Mel Gibson e Sean Penn incarnano i due personaggi, straordinari e ossessivi allo stesso tempo, entrambi barbuti, l’uno scozzese e l’altro americano, quindi estranei a una certa prosopopea oxoniana, ma capaci di sorreggersi a vicenda quando la monumentale opera rischiò di incagliarsi nelle secche dei primi scarsi risultati di vendita.
C’è una frase che racchiude il senso del film meglio di altre: “Ogni parola esistente diventa bellissima alla luce del suo significato”. La dice Murray, e Gibson è davvero bravo nell’incarnare questo acculturato figlio di un sarto, sensibile marito e affettuoso padre, per il quale “le parole lasciano tracce: basta solo risalire alla prima volta che sono state scritte”. Non è da meno Penn, sia pure nella caratterizzazione, più virtuosistica e scorticata, dell’americano sradicato e pentito, inseguito dai fantasmi, sempre in bilico tra redenzione e perdizione.

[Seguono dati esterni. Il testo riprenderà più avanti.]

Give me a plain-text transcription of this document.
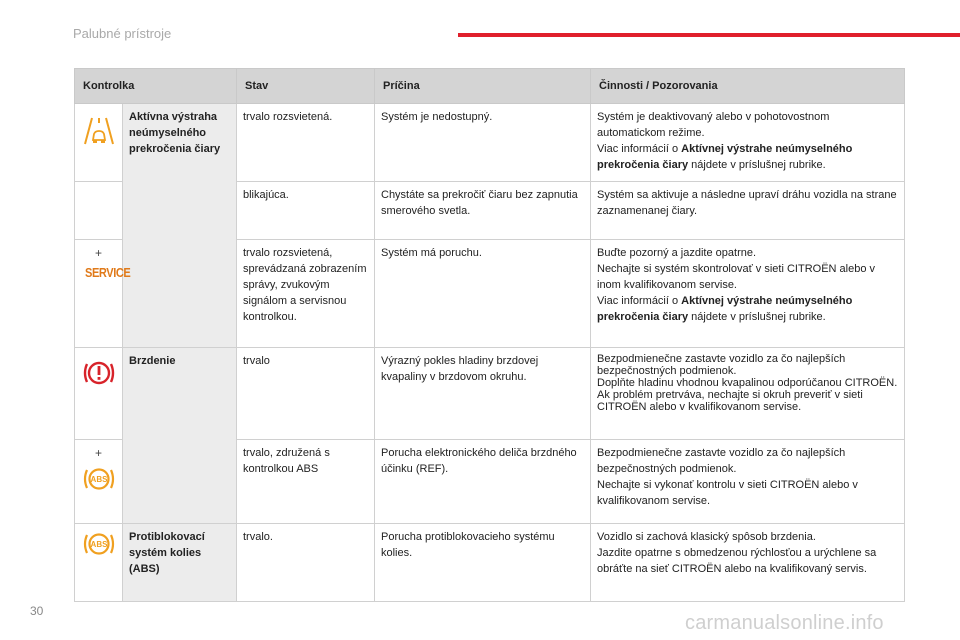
Palubné prístroje
Kontrolka		Stav	Príčina	Činnosti / Pozorovania
	Aktívna výstraha neúmyselného prekročenia čiary	trvalo rozsvietená.	Systém je nedostupný.	Systém je deaktivovaný alebo v pohotovostnom automatickom režime.
Viac informácií o Aktívnej výstrahe neúmyselného prekročenia čiary nájdete v príslušnej rubrike.

		blikajúca.	Chystáte sa prekročiť čiaru bez zapnutia smerového svetla.	Systém sa aktivuje a následne upraví dráhu vozidla na strane zaznamenanej čiary.

+
SERVICE		trvalo rozsvietená, sprevádzaná zobrazením správy, zvukovým signálom a servisnou kontrolkou.	Systém má poruchu.	Buďte pozorný a jazdite opatrne.
Nechajte si systém skontrolovať v sieti CITROËN alebo v inom kvalifikovanom servise.
Viac informácií o Aktívnej výstrahe neúmyselného prekročenia čiary nájdete v príslušnej rubrike.

	Brzdenie	trvalo	Výrazný pokles hladiny brzdovej kvapaliny v brzdovom okruhu.	Bezpodmienečne zastavte vozidlo za čo najlepších bezpečnostných podmienok.
Doplňte hladinu vhodnou kvapalinou odporúčanou CITROËN.
Ak problém pretrváva, nechajte si okruh preveriť v sieti CITROËN alebo v kvalifikovanom servise.

+
ABS		trvalo, združená s kontrolkou ABS	Porucha elektronického deliča brzdného účinku (REF).	Bezpodmienečne zastavte vozidlo za čo najlepších bezpečnostných podmienok.
Nechajte si vykonať kontrolu v sieti CITROËN alebo v kvalifikovanom servise.

ABS	Protiblokovací systém kolies (ABS)	trvalo.	Porucha protiblokovacieho systému kolies.	Vozidlo si zachová klasický spôsob brzdenia.
Jazdite opatrne s obmedzenou rýchlosťou a urýchlene sa obráťte na sieť CITROËN alebo na kvalifikovaný servis.
30
carmanualsonline.info
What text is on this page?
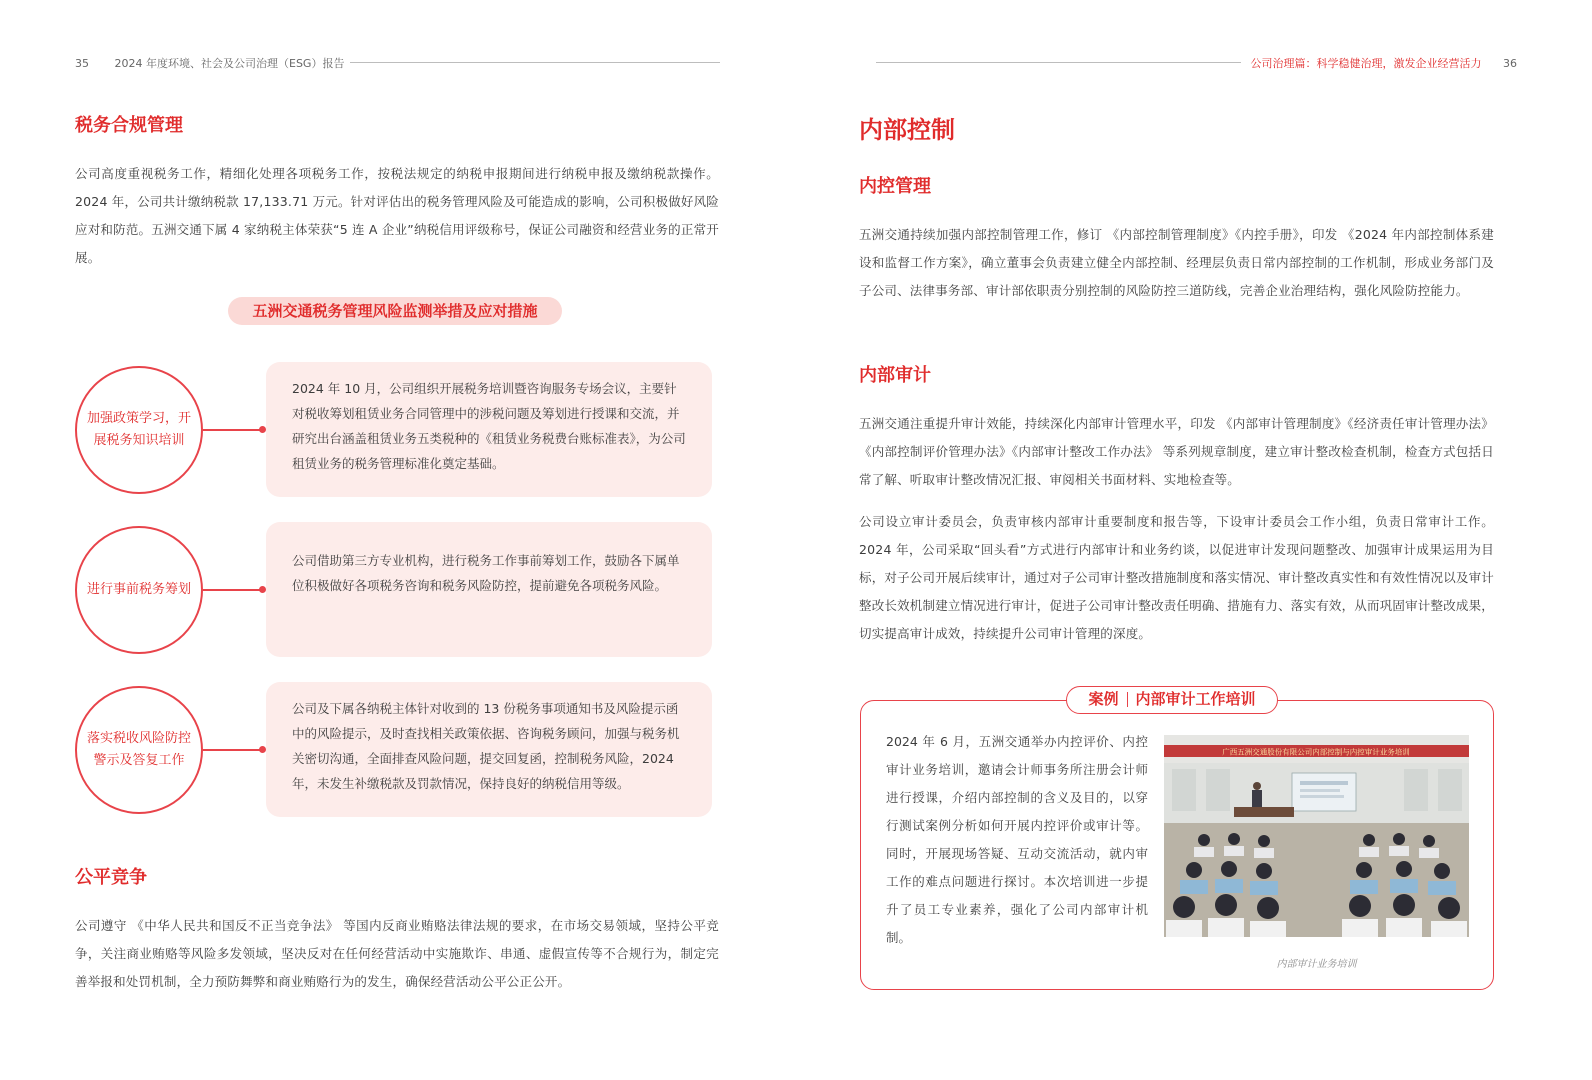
35 2024 年度环境、社会及公司治理（ESG）报告
税务合规管理

公司高度重视税务工作，精细化处理各项税务工作，按税法规定的纳税申报期间进行纳税申报及缴纳税款操作。2024 年，公司共计缴纳税款 17,133.71 万元。针对评估出的税务管理风险及可能造成的影响，公司积极做好风险应对和防范。五洲交通下属 4 家纳税主体荣获“5 连 A 企业”纳税信用评级称号，保证公司融资和经营业务的正常开展。

五洲交通税务管理风险监测举措及应对措施
加强政策学习，开展税务知识培训
2024 年 10 月，公司组织开展税务培训暨咨询服务专场会议，主要针对税收筹划租赁业务合同管理中的涉税问题及筹划进行授课和交流，并研究出台涵盖租赁业务五类税种的《租赁业务税费台账标准表》，为公司租赁业务的税务管理标准化奠定基础。
进行事前税务筹划
公司借助第三方专业机构，进行税务工作事前筹划工作，鼓励各下属单位积极做好各项税务咨询和税务风险防控，提前避免各项税务风险。
落实税收风险防控警示及答复工作
公司及下属各纳税主体针对收到的 13 份税务事项通知书及风险提示函中的风险提示，及时查找相关政策依据、咨询税务顾问，加强与税务机关密切沟通，全面排查风险问题，提交回复函，控制税务风险，2024 年，未发生补缴税款及罚款情况，保持良好的纳税信用等级。
公平竞争

公司遵守 《中华人民共和国反不正当竞争法》 等国内反商业贿赂法律法规的要求，在市场交易领域，坚持公平竞争，关注商业贿赂等风险多发领域，坚决反对在任何经营活动中实施欺诈、串通、虚假宣传等不合规行为，制定完善举报和处罚机制，全力预防舞弊和商业贿赂行为的发生，确保经营活动公平公正公开。

公司治理篇：科学稳健治理，激发企业经营活力 36
内部控制
内控管理

五洲交通持续加强内部控制管理工作，修订 《内部控制管理制度》《内控手册》，印发 《2024 年内部控制体系建设和监督工作方案》，确立董事会负责建立健全内部控制、经理层负责日常内部控制的工作机制，形成业务部门及子公司、法律事务部、审计部依职责分别控制的风险防控三道防线，完善企业治理结构，强化风险防控能力。

内部审计

五洲交通注重提升审计效能，持续深化内部审计管理水平，印发 《内部审计管理制度》《经济责任审计管理办法》《内部控制评价管理办法》《内部审计整改工作办法》 等系列规章制度，建立审计整改检查机制，检查方式包括日常了解、听取审计整改情况汇报、审阅相关书面材料、实地检查等。

公司设立审计委员会，负责审核内部审计重要制度和报告等，下设审计委员会工作小组，负责日常审计工作。2024 年，公司采取“回头看”方式进行内部审计和业务约谈，以促进审计发现问题整改、加强审计成果运用为目标，对子公司开展后续审计，通过对子公司审计整改措施制度和落实情况、审计整改真实性和有效性情况以及审计整改长效机制建立情况进行审计，促进子公司审计整改责任明确、措施有力、落实有效，从而巩固审计整改成果，切实提高审计成效，持续提升公司审计管理的深度。

案例 内部审计工作培训

2024 年 6 月，五洲交通举办内控评价、内控审计业务培训，邀请会计师事务所注册会计师进行授课，介绍内部控制的含义及目的，以穿行测试案例分析如何开展内控评价或审计等。同时，开展现场答疑、互动交流活动，就内审工作的难点问题进行探讨。本次培训进一步提升了员工专业素养，强化了公司内部审计机制。

广西五洲交通股份有限公司内部控制与内控审计业务培训
内部审计业务培训
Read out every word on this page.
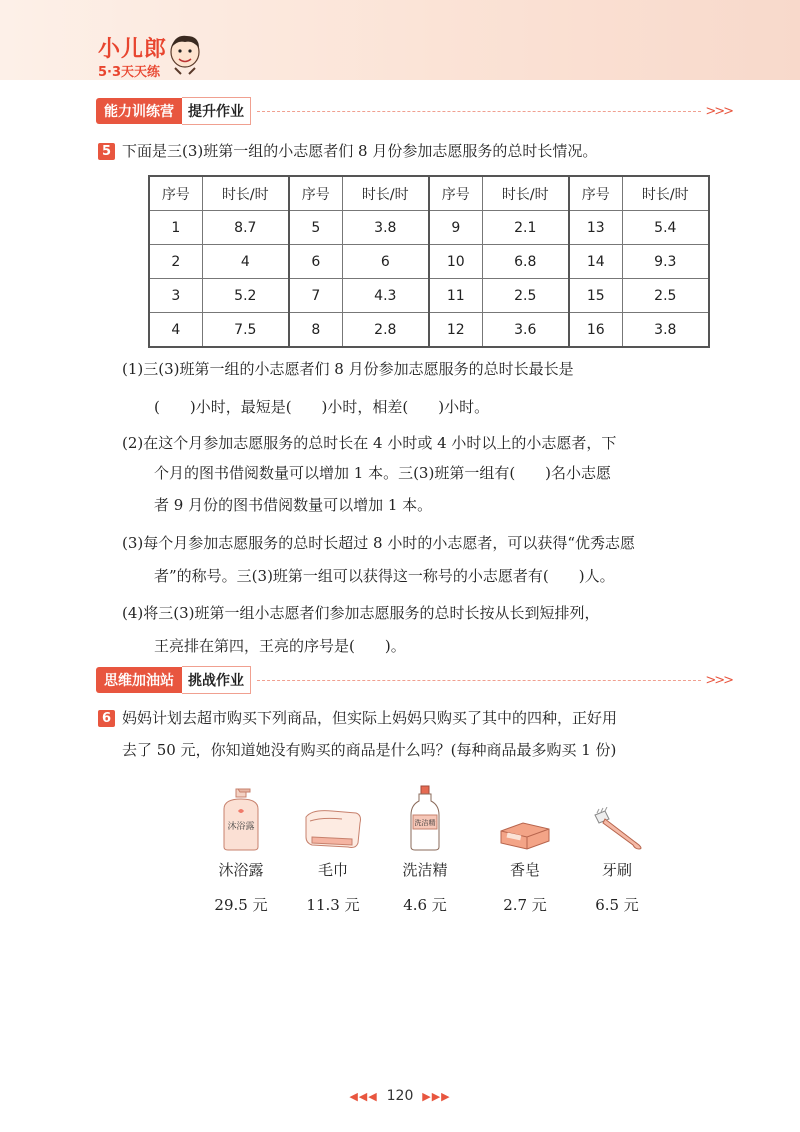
小儿郎
5·3天天练
能力训练营	提升作业	>>>
5 下面是三(3)班第一组的小志愿者们 8 月份参加志愿服务的总时长情况。
序号	时长/时	序号	时长/时	序号	时长/时	序号	时长/时
1	8.7	5	3.8	9	2.1	13	5.4
2	4	6	6	10	6.8	14	9.3
3	5.2	7	4.3	11	2.5	15	2.5
4	7.5	8	2.8	12	3.6	16	3.8
(1)三(3)班第一组的小志愿者们 8 月份参加志愿服务的总时长最长是
(　　)小时，最短是(　　)小时，相差(　　)小时。
(2)在这个月参加志愿服务的总时长在 4 小时或 4 小时以上的小志愿者，下
个月的图书借阅数量可以增加 1 本。三(3)班第一组有(　　)名小志愿
者 9 月份的图书借阅数量可以增加 1 本。
(3)每个月参加志愿服务的总时长超过 8 小时的小志愿者，可以获得“优秀志愿
者”的称号。三(3)班第一组可以获得这一称号的小志愿者有(　　)人。
(4)将三(3)班第一组小志愿者们参加志愿服务的总时长按从长到短排列，
王亮排在第四，王亮的序号是(　　)。
思维加油站	挑战作业	>>>
6 妈妈计划去超市购买下列商品，但实际上妈妈只购买了其中的四种，正好用
去了 50 元，你知道她没有购买的商品是什么吗？(每种商品最多购买 1 份)
沐浴露
沐浴露
29.5 元
毛巾
11.3 元
洗洁精
洗洁精
4.6 元
香皂
2.7 元
牙刷
6.5 元
◀◀◀ 120 ▶▶▶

Nelle intenzioni degli autori, “Il professore e il pazzo” allude alle imprese contemporanee di Zuckerberg, Jobs e Gates, quasi stabilendo un raccordo ideale tra le ambizioni compilatorie del dizionario-monstre e gli effetti planetari della rivoluzione digitale. Va benissimo, ci sta, anche se la qualità principale del film, lungo due ore, realizzato con estrema cura dei dettagli (luce, ambienti, costumi, acconciature…), risiede nella capacità di intrecciare echi dickensiani e suggestioni vittoriane senza perdere di vista l’amicizia bizzarra tra quei due uomini, in una parola: il fattore umano. Di Gibson e Penn s’è detto, ma funzionano a meraviglia anche gli altri attori coinvolti: Eddie Marsan, Steve Coogan, Natalie Dorman e Jennifer Ehle…
Naturalmente la versione in inglese con sottotitoli è raccomandabile, per evidenti ragioni linguistiche legate alla sostanza stessa della storia. Mi auguro che la Eagle Pictures, la quale distribuisce il film da giovedì 21 marzo, ci abbia pensato.